Adventure Learning Trip Report- Grizzly Ridge Yurt

I have been looking at past blog posts hoping to find inspiration for writing this one when I read a trip report from July 2015 about our canoe trip down Stillwater Canyon in Canyonlands National Park. In that post I described the special opportunity we had as student and staff to share the grandeur of true adventure together as none of our staff had done the trip before. With great responsibility and care for our students, and a few dozen years of shared outdoor experience, it is not often that one of our guides has not completed the objective of the trip prior to striking out with our students to be more aware of the risks intrinsic to that adventure. When it came time to plan for this year’s yurt trips we decided to again look for adventure and selected a yurt unfamiliar to our adventure learning staff. Of course true adventure is hard to find these days with online resources providing so much information, but we still wanted to experience the challenges together of finding the figurative needle in a haystack (small yurt in a big forest).

We have had a near-record year in Utah with snowfall totals being way above-average as well as a few odd warming events that brought rain and snowmelt to many high elevation locations. Having experienced a handful of yurt trips where low elevations and warming have caused issues we selected this yurt for its nearly 10,000’ elevation location. Little did we know this was not quite enough…

One of the earlier mentioned warming events just so happened to coincide with the week directly preceding our trip into the southern flanks of the Uinta Mountains outside Vernal, Utah. This weather brought rain and rapid snow melt to the region and wreaked havoc on the snowpack. Trail breaking to the yurt turned out to be an arduous feat as the top 18”-24” of the snowpack was dense, heavy and water soaked, but the bottom 4’-6’ was powdery, light snow incapable of holding the load of a crew of snowshoers and their gear. For five hours we randomly broke through the top of the snowpack, up to our knees and beyond, and struggled to get back on top of the snow to further our progress up the four-mile trail to the yurt. By the time we reached the yurt in darkness we had effectively traveled less than half the rate we had anticipated had better conditions been available. And so the adventure went.
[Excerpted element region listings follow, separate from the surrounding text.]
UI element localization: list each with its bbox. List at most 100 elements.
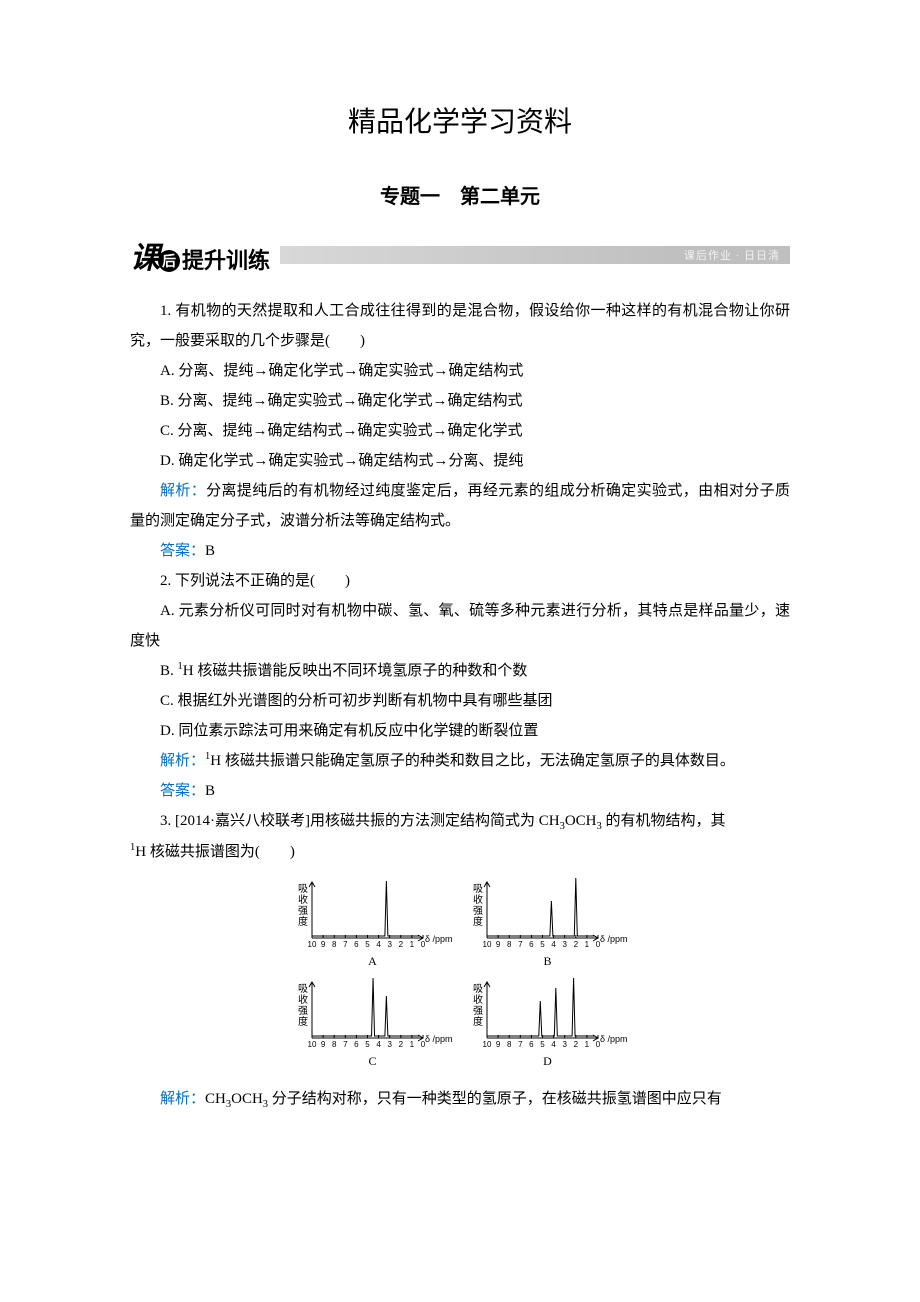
svg-text:度: 度 [473,915,483,928]
banner-hou-icon: 后 [158,250,180,272]
q2-optA: A. 元素分析仪可同时对有机物中碳、氢、氧、硫等多种元素进行分析，其特点是样品量… [130,596,790,656]
svg-text:强: 强 [473,1005,483,1017]
q3-explain-b: OCH [231,1091,263,1107]
q1-answer: 答案：B [130,536,790,566]
svg-text:吸: 吸 [473,884,483,895]
svg-text:2: 2 [574,940,579,949]
svg-text:5: 5 [365,940,370,949]
svg-text:7: 7 [518,1040,523,1049]
svg-text:6: 6 [529,1040,534,1049]
answer-label: 答案： [160,543,205,559]
banner-bar: 课后作业 · 日日清 [280,246,790,264]
q1-optA: A. 分离、提纯→确定化学式→确定实验式→确定结构式 [130,356,790,386]
svg-text:8: 8 [332,940,337,949]
q3-stem-a: 3. [2014·嘉兴八校联考]用核磁共振的方法测定结构简式为 CH [160,813,560,829]
svg-text:7: 7 [518,940,523,949]
svg-text:收: 收 [473,993,483,1006]
svg-text:9: 9 [496,1040,501,1049]
svg-text:2: 2 [574,1040,579,1049]
q2-stem: 2. 下列说法不正确的是( ) [130,566,790,596]
svg-text:3: 3 [387,1040,392,1049]
banner-ke: 课 [130,233,160,277]
svg-text:10: 10 [483,940,492,949]
svg-text:δ /ppm: δ /ppm [425,1034,453,1044]
svg-text:3: 3 [562,940,567,949]
q1-explain: 解析：分离提纯后的有机物经过纯度鉴定后，再经元素的组成分析确定实验式，由相对分子… [130,476,790,536]
svg-text:5: 5 [540,1040,545,1049]
svg-text:度: 度 [473,1015,483,1028]
q2-optB-text: H 核磁共振谱能反映出不同环境氢原子的种数和个数 [183,663,528,679]
svg-text:收: 收 [298,893,308,906]
q2-answer-text: B [205,783,215,799]
explain-label: 解析： [160,1091,205,1107]
q2-answer: 答案：B [130,776,790,806]
svg-text:吸: 吸 [473,984,483,995]
svg-text:收: 收 [298,993,308,1006]
explain-label: 解析： [160,753,205,769]
q1-optC: C. 分离、提纯→确定结构式→确定实验式→确定化学式 [130,416,790,446]
banner-logo: 课 后 提升训练 [130,233,270,277]
svg-text:δ /ppm: δ /ppm [600,1034,628,1044]
svg-text:δ /ppm: δ /ppm [600,934,628,944]
answer-label: 答案： [160,783,205,799]
banner-bar-text: 课后作业 · 日日清 [684,247,780,263]
svg-text:4: 4 [376,1040,381,1049]
svg-text:强: 强 [298,1005,308,1017]
svg-text:6: 6 [354,940,359,949]
chart-A: 吸收强度109876543210δ /ppmA [290,877,455,969]
svg-text:2: 2 [399,1040,404,1049]
svg-text:4: 4 [376,940,381,949]
q3-explain-a: CH [205,1091,226,1107]
svg-text:8: 8 [507,1040,512,1049]
q3-stem-b: OCH [565,813,597,829]
q3-explain: 解析：CH3OCH3 分子结构对称，只有一种类型的氢原子，在核磁共振氢谱图中应只… [130,1084,790,1115]
svg-text:8: 8 [332,1040,337,1049]
q1-optD: D. 确定化学式→确定实验式→确定结构式→分离、提纯 [130,446,790,476]
svg-text:收: 收 [473,893,483,906]
svg-text:度: 度 [298,915,308,928]
chart-C: 吸收强度109876543210δ /ppmC [290,977,455,1069]
svg-text:7: 7 [343,940,348,949]
svg-text:3: 3 [562,1040,567,1049]
main-title: 精品化学学习资料 [130,100,790,140]
explain-label: 解析： [160,483,206,499]
chart-B: 吸收强度109876543210δ /ppmB [465,877,630,969]
q1-explain-text: 分离提纯后的有机物经过纯度鉴定后，再经元素的组成分析确定实验式，由相对分子质量的… [130,483,790,529]
q2-optC: C. 根据红外光谱图的分析可初步判断有机物中具有哪些基团 [130,686,790,716]
svg-text:1: 1 [410,940,415,949]
svg-text:3: 3 [387,940,392,949]
svg-text:2: 2 [399,940,404,949]
svg-text:1: 1 [410,1040,415,1049]
svg-text:7: 7 [343,1040,348,1049]
section-banner: 课 后 提升训练 课后作业 · 日日清 [130,239,790,271]
q2-optB: B. 1H 核磁共振谱能反映出不同环境氢原子的种数和个数 [130,656,790,686]
svg-text:5: 5 [540,940,545,949]
svg-text:吸: 吸 [298,884,308,895]
svg-text:1: 1 [585,940,590,949]
q3-stem-d: H 核磁共振谱图为( ) [135,844,295,860]
q3-stem-line2: 1H 核磁共振谱图为( ) [130,837,790,867]
q1-optB: B. 分离、提纯→确定实验式→确定化学式→确定结构式 [130,386,790,416]
q3-stem: 3. [2014·嘉兴八校联考]用核磁共振的方法测定结构简式为 CH3OCH3 … [130,806,790,837]
svg-text:9: 9 [496,940,501,949]
svg-text:强: 强 [473,905,483,917]
q2-optB-pre: B. [160,663,178,679]
q3-stem-c: 的有机物结构，其 [602,813,726,829]
svg-text:10: 10 [483,1040,492,1049]
chart-D: 吸收强度109876543210δ /ppmD [465,977,630,1069]
svg-text:6: 6 [529,940,534,949]
svg-text:9: 9 [321,1040,326,1049]
svg-text:8: 8 [507,940,512,949]
svg-text:4: 4 [551,1040,556,1049]
svg-text:9: 9 [321,940,326,949]
q1-answer-text: B [205,543,215,559]
topic-title: 专题一 第二单元 [130,180,790,209]
svg-text:吸: 吸 [298,984,308,995]
q2-explain: 解析：1H 核磁共振谱只能确定氢原子的种类和数目之比，无法确定氢原子的具体数目。 [130,746,790,776]
svg-text:5: 5 [365,1040,370,1049]
q2-optD: D. 同位素示踪法可用来确定有机反应中化学键的断裂位置 [130,716,790,746]
banner-text: 提升训练 [182,243,270,275]
svg-text:1: 1 [585,1040,590,1049]
svg-text:6: 6 [354,1040,359,1049]
svg-text:10: 10 [308,1040,317,1049]
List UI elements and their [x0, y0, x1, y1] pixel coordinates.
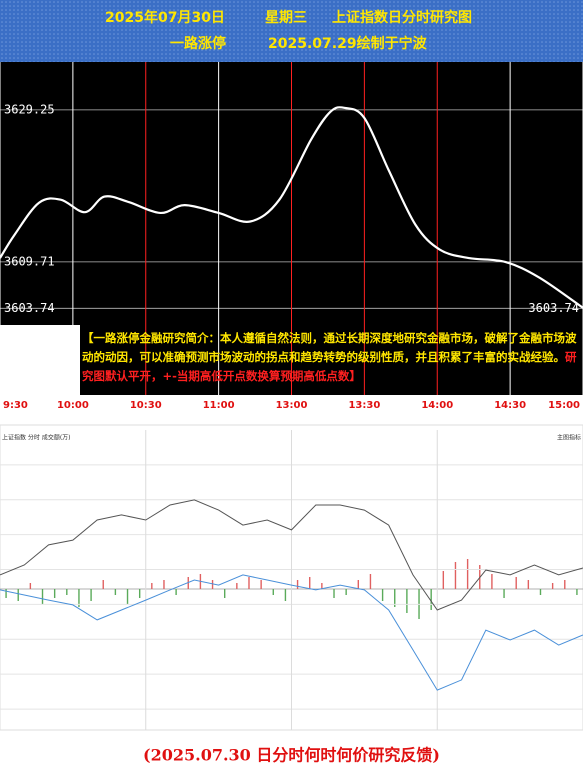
x-tick-label: 14:30 [494, 400, 526, 411]
y-tick-label: 3603.74 [528, 301, 579, 315]
header-made: 2025.07.29绘制于宁波 [268, 35, 428, 52]
intro-note: 【一路涨停金融研究简介：本人遵循自然法则，通过长期深度地研究金融市场，破解了金融… [82, 329, 578, 386]
line [0, 574, 583, 691]
header-bg [0, 0, 583, 62]
note-blank [0, 325, 80, 395]
intro-text: 【一路涨停金融研究简介：本人遵循自然法则，通过长期深度地研究金融市场，破解了金融… [82, 331, 577, 364]
time-axis-bg [0, 395, 583, 415]
x-tick-label: 11:00 [203, 400, 235, 411]
y-tick-label: 3629.25 [4, 102, 55, 116]
y-tick-label: 3603.74 [4, 301, 55, 315]
x-tick-label: 9:30 [3, 400, 28, 411]
intro-remark: 研究图默认平开，+-当期高低开点数换算预期高低点数】 [82, 350, 577, 383]
header-date: 2025年07月30日 [105, 9, 225, 26]
header-weekday: 星期三 [265, 10, 307, 26]
line [0, 106, 583, 309]
x-tick-label: 10:30 [130, 400, 162, 411]
x-tick-label: 10:00 [57, 400, 89, 411]
sub-chart-subtitle: 主图指标 [557, 434, 581, 442]
x-tick-label: 13:00 [276, 400, 308, 411]
sub-chart-title: 上证指数 分时 成交额(万) [2, 434, 71, 442]
footer: (2025.07.30 日分时何时何价研究反馈) [143, 746, 440, 765]
x-tick-label: 14:00 [421, 400, 453, 411]
x-tick-label: 15:00 [548, 400, 580, 411]
header-author: 一路涨停 [170, 35, 226, 52]
header-title: 上证指数日分时研究图 [332, 9, 472, 26]
x-tick-label: 13:30 [348, 400, 380, 411]
line [0, 499, 583, 611]
y-tick-label: 3609.71 [4, 254, 55, 268]
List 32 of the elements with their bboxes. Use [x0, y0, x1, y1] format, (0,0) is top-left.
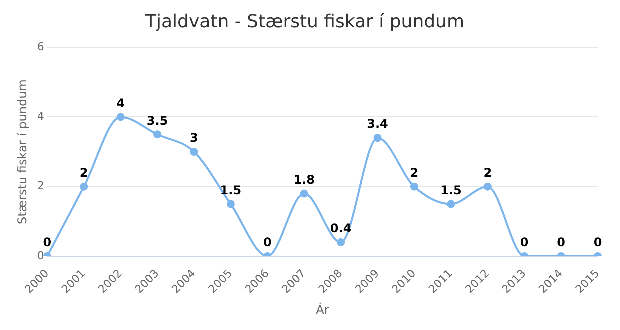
data-label: 0: [557, 236, 566, 250]
data-label: 4: [116, 96, 125, 110]
y-tick-label: 2: [37, 180, 44, 193]
x-axis-title: Ár: [316, 302, 330, 317]
point: [190, 148, 198, 156]
point: [116, 113, 125, 122]
point: [226, 200, 235, 208]
data-label: 1.8: [294, 172, 315, 187]
data-label: 0: [594, 236, 602, 250]
data-label: 3: [190, 131, 198, 146]
data-label: 3.5: [146, 114, 168, 128]
point: [80, 182, 88, 191]
point: [374, 134, 382, 142]
data-label: 0: [520, 236, 529, 250]
y-tick-label: 0: [37, 249, 44, 262]
data-label: 0: [263, 236, 272, 250]
data-label: 1.5: [220, 183, 242, 198]
point: [447, 200, 456, 208]
data-label: 2: [80, 166, 88, 180]
data-label: 3.4: [367, 117, 388, 132]
y-tick-label: 6: [37, 40, 44, 54]
point: [484, 182, 492, 191]
chart-title: Tjaldvatn - Stærstu fiskar í pundum: [144, 11, 464, 32]
y-tick-label: 4: [37, 110, 44, 124]
data-label: 2: [410, 166, 419, 180]
point: [410, 182, 418, 191]
point: [300, 190, 308, 198]
y-axis-title: Stærstu fiskar í pundum: [15, 80, 30, 225]
point: [154, 130, 162, 139]
data-label: 1.5: [440, 183, 462, 198]
data-label: 2: [484, 166, 492, 180]
data-label: 0.4: [330, 222, 352, 236]
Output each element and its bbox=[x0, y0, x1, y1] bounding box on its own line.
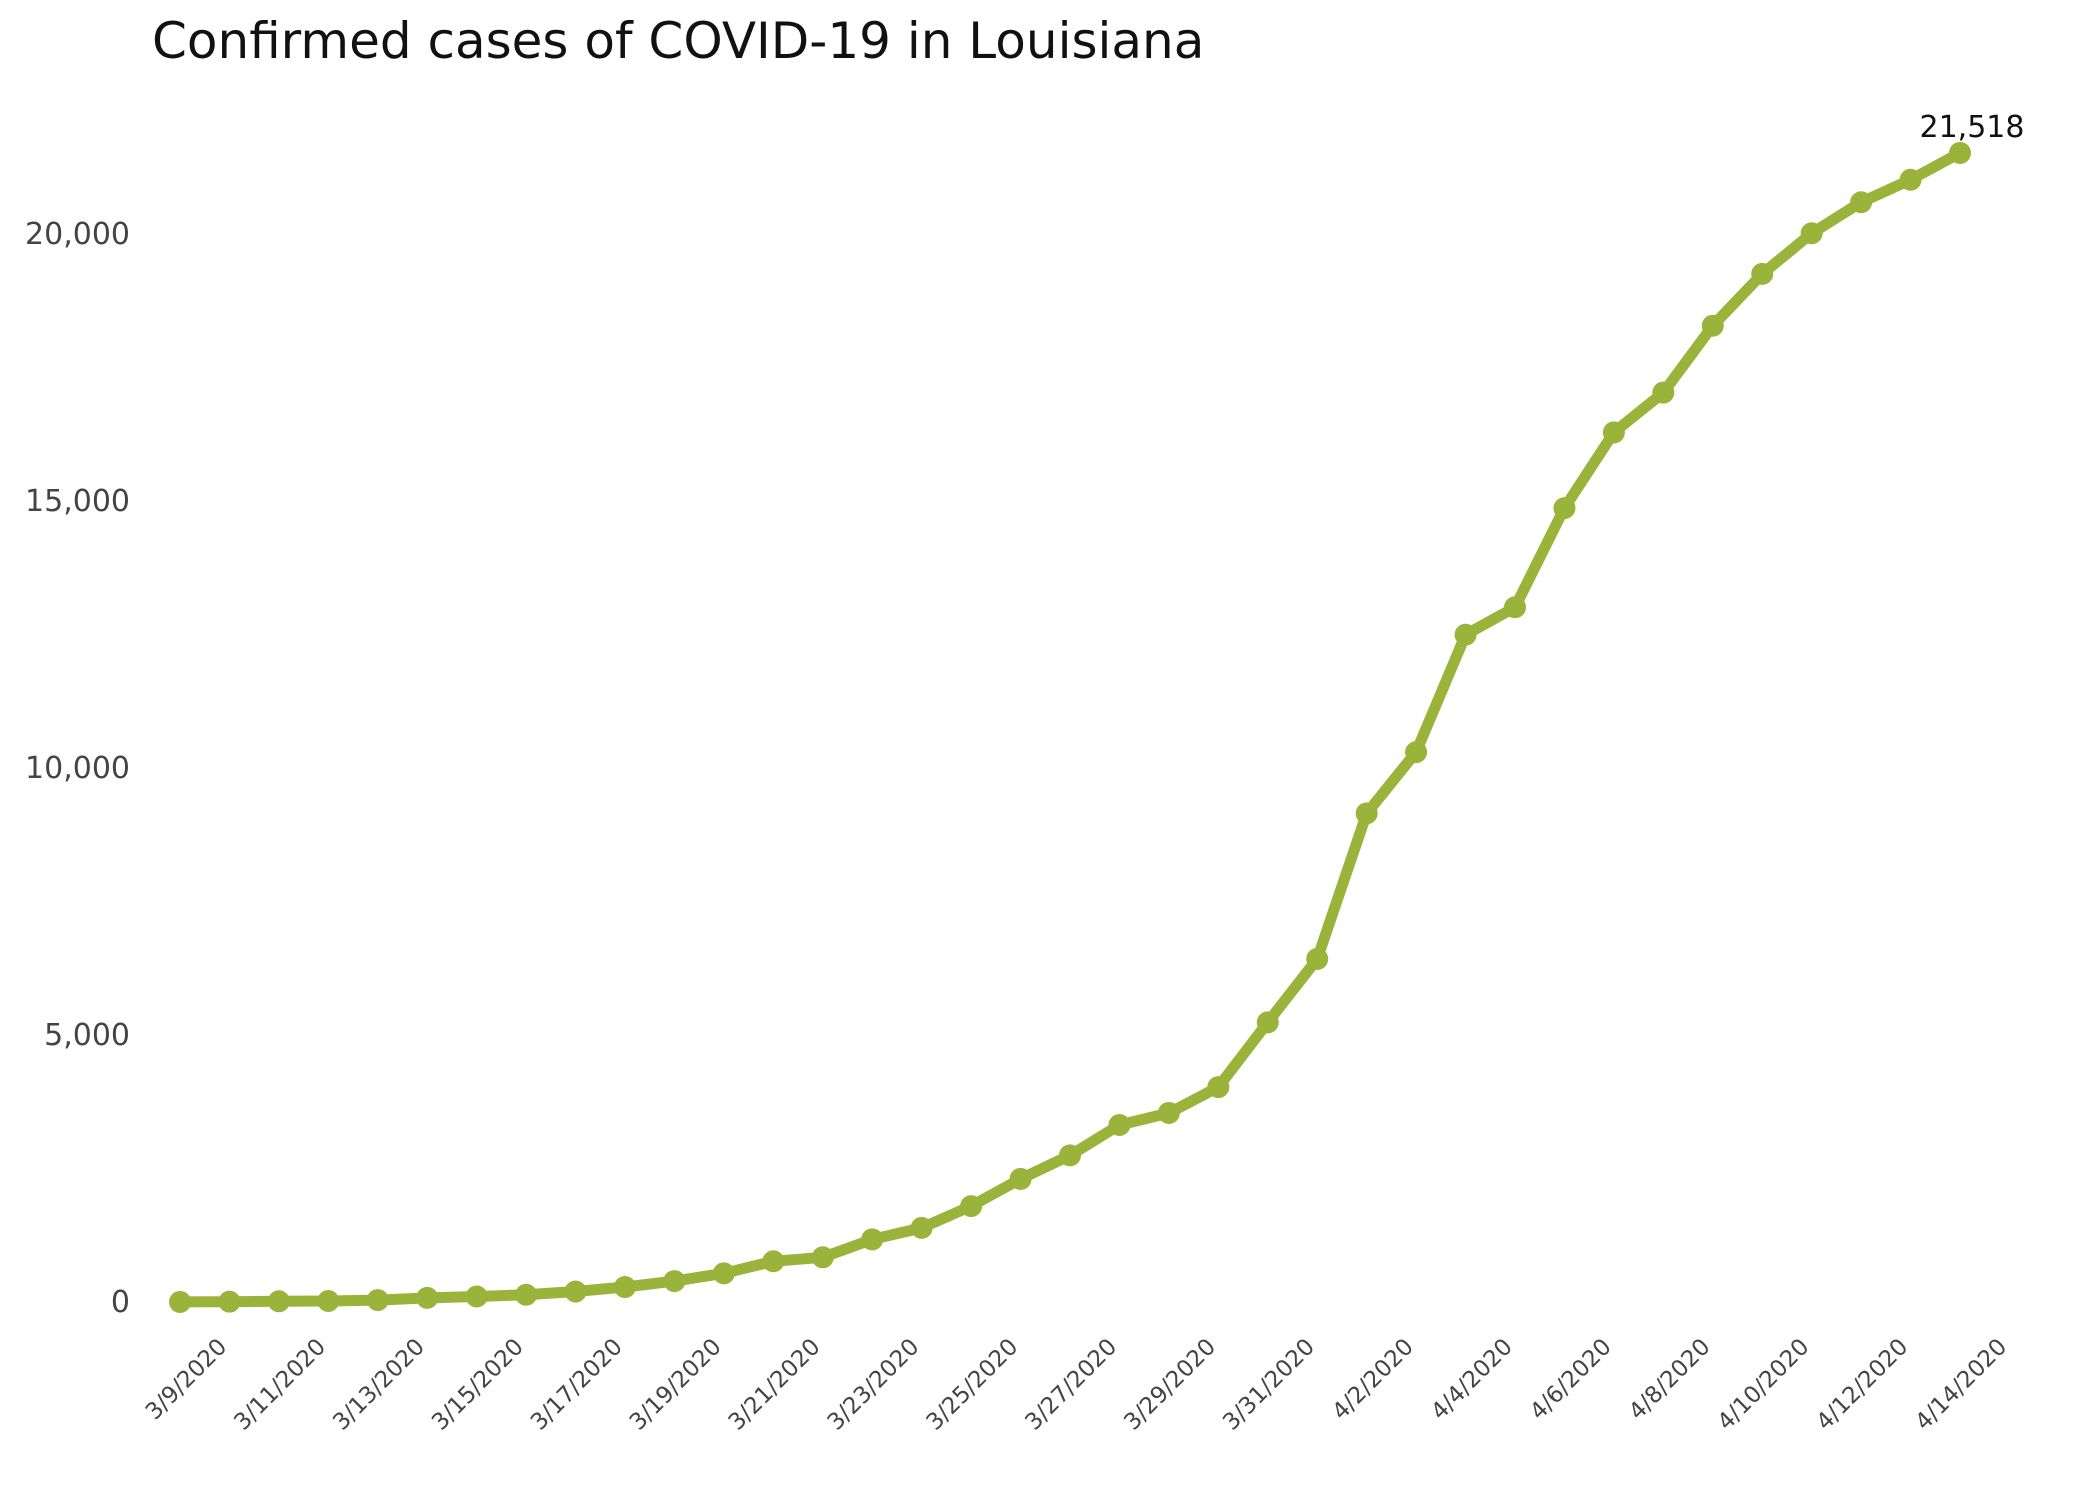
x-tick-label: 3/15/2020 bbox=[427, 1334, 529, 1436]
data-point bbox=[1751, 262, 1774, 285]
x-tick-label: 4/4/2020 bbox=[1426, 1334, 1517, 1425]
x-tick-label: 4/8/2020 bbox=[1624, 1334, 1715, 1425]
x-tick-label: 3/13/2020 bbox=[328, 1334, 430, 1436]
data-label: 21,518 bbox=[1920, 110, 2025, 145]
data-point bbox=[267, 1290, 290, 1313]
data-point bbox=[1009, 1167, 1032, 1190]
data-point bbox=[317, 1289, 340, 1312]
y-tick-label: 20,000 bbox=[25, 217, 130, 252]
data-point bbox=[1405, 741, 1428, 764]
data-label-layer: 21,518 bbox=[1920, 110, 2025, 145]
y-axis-tick-labels: 0 5,000 10,000 15,000 20,000 bbox=[25, 217, 130, 1320]
data-point bbox=[910, 1216, 933, 1239]
data-point bbox=[515, 1283, 538, 1306]
x-tick-label: 3/25/2020 bbox=[922, 1334, 1024, 1436]
data-point bbox=[960, 1195, 983, 1218]
x-tick-label: 3/27/2020 bbox=[1020, 1334, 1122, 1436]
x-tick-label: 3/31/2020 bbox=[1218, 1334, 1320, 1436]
x-tick-label: 4/6/2020 bbox=[1525, 1334, 1616, 1425]
data-point bbox=[663, 1270, 686, 1293]
data-point bbox=[1454, 623, 1477, 646]
x-tick-label: 4/2/2020 bbox=[1327, 1334, 1418, 1425]
data-point bbox=[1602, 421, 1625, 444]
x-tick-label: 3/17/2020 bbox=[526, 1334, 628, 1436]
data-point bbox=[712, 1262, 735, 1285]
x-tick-label: 4/12/2020 bbox=[1812, 1334, 1914, 1436]
data-point bbox=[416, 1286, 439, 1309]
x-tick-label: 3/29/2020 bbox=[1119, 1334, 1221, 1436]
data-point bbox=[861, 1228, 884, 1251]
data-point bbox=[1949, 141, 1971, 164]
data-point bbox=[366, 1289, 389, 1312]
x-tick-label: 3/21/2020 bbox=[724, 1334, 826, 1436]
data-point bbox=[1256, 1011, 1279, 1034]
x-tick-label: 3/9/2020 bbox=[141, 1334, 232, 1425]
y-tick-label: 5,000 bbox=[44, 1018, 130, 1053]
data-point bbox=[1850, 191, 1873, 214]
series-line bbox=[174, 147, 1966, 1308]
data-point bbox=[1306, 947, 1329, 970]
data-point bbox=[1899, 168, 1922, 191]
data-point bbox=[1157, 1101, 1180, 1124]
data-point bbox=[1059, 1144, 1081, 1167]
x-tick-label: 3/23/2020 bbox=[823, 1334, 925, 1436]
data-point bbox=[1504, 596, 1526, 619]
data-point bbox=[1701, 314, 1724, 337]
data-point bbox=[1355, 802, 1378, 825]
data-point bbox=[1553, 497, 1576, 520]
y-tick-label: 10,000 bbox=[25, 751, 130, 786]
chart-title: Confirmed cases of COVID-19 in Louisiana bbox=[152, 12, 1205, 70]
y-tick-label: 0 bbox=[111, 1285, 130, 1320]
data-point bbox=[811, 1246, 834, 1269]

Once at the yurt we enjoyed our rest and the sunshine the next day brought. We explored the area, split wood, cleaned the yurt, played many card games, read, rode the sled, and ate food to lighten our load for the return trip. The spirits of the crew were regained as the knowledge that hiking down the trail would be vastly easier than hiking up. However, the weather felt like challenging this notion and dropped another 18” of snow the night before we were to leave. The hike out proved to be nearly as daunting as the storm brought driving winds in addition to the snow and erased the trail we had so painstakingly packed out on the way in. When all was said and done, we learned from this adventure and are one notch closer to knowing what challenges we are capable of overcoming when we keep the end goal in mind and focus on enjoying the process and understanding what it can teach us.